For 25-odd years Wende has travelled the world as a war correspondent, he has covered 17 different conflicts, and in between he has written books.
It is his experience in war zones that he drew on while writing his latest novel, Red Air.
The novel is set in Afghanistan and centres around ageing CIA operative Al Morris who is kidnapped by warlord Azmaray Shah. The reason for that kidnapping is an article that Morris’s son Danny wrote, where he unwittingly betrays Shah and this leads to his son Turan’s capture.
The journalist is forced to save his father, and deal with the guilt of a fractured relationship. He joins a rescue mission run by the US Marines.
“So it's about a parallel story about two fathers and two sons, and the conflict in Afghanistan, I wrote it with the kind of idea of looking at the emotions of the marines in battle,” explains Wende.
The book took seven years to write, including a spell where Wende was bed-ridden following a back operation.
Red Air came to him while on an assignment for National Geographic in Afghanistan in 2012. Once again he chose fiction as the medium of his story telling, because he wanted to delve into the emotions of the characters he was writing about.
“There is a beautiful orchestra in fiction, where you can bring in the internal thoughts of people,” is how he puts it.
So far, Wende has written 11 books, of which two are works of fiction set in Afghanistan.
But some of his books aren’t set in far off places. And there is one book, where the baddies aren’t AK47-welding Afghani warlords but evil hadedas that stalk the skies of Joburg in service to their king.
The goodie in this book is a Parktown prawn, and the hero is Arabella, a girl, who because of magic is forever 11 years old.
Wende’s two Arabella books were written for his children.
“We were renovating the house and our children were sleeping on mattresses in the living room and we were cooking supermarket meals and microwave ovens and that sort of thing and they were miserable in the garden. It was just a messy chunk of broken concrete and mud,” explains Wende.

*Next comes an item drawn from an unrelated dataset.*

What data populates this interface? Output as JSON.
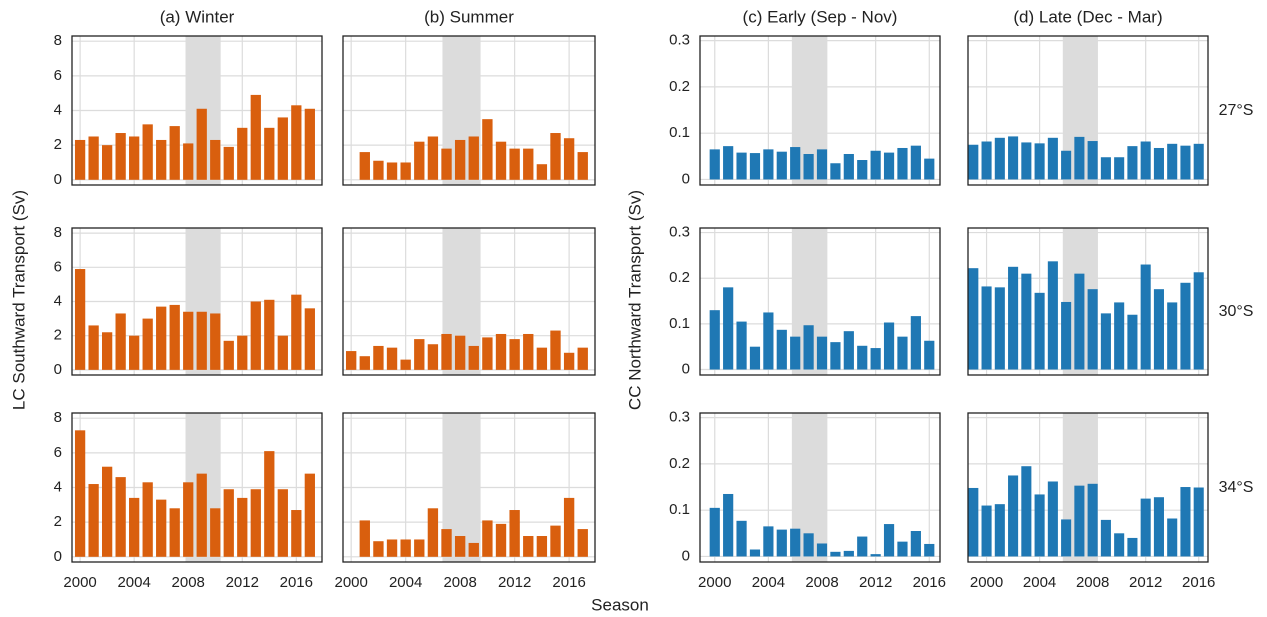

“I started writing about Arabella who gets a magic mongongo nut all the way from the Kalahari and she can turn into a butterfly. And the garden is beautiful and filled with flowers and she goes on adventures.”
Wende does admit that the fiction part of his writing is an important coping mechanism.
“I've felt it's quite important not to get completely emotionally wrapped up in some of the wars that I've covered, and to keep the kind of world of magic, the human world of the subconscious alive,” he says.
Like the rest of us, there was another war Wende had to deal with recently. This involved that virus and a lock down that put foreign assignments and travel on hold.
Locked away in his home in Joburg, Wende was able to knock out 40 000 words on the latest of what is turning out to be the final instalment of the Arabella trilogy.
Then there is Red Air, which Wende is very happy with. The book is available on Amazon and in several independent book stores. There will be an online launch coming up.
Wende is expecting to be heading into Africa soon. Ethiopia is exploding, there is trouble in Mozambique. But somewhere between all that, there will be those other stories that he will have to find time to write too.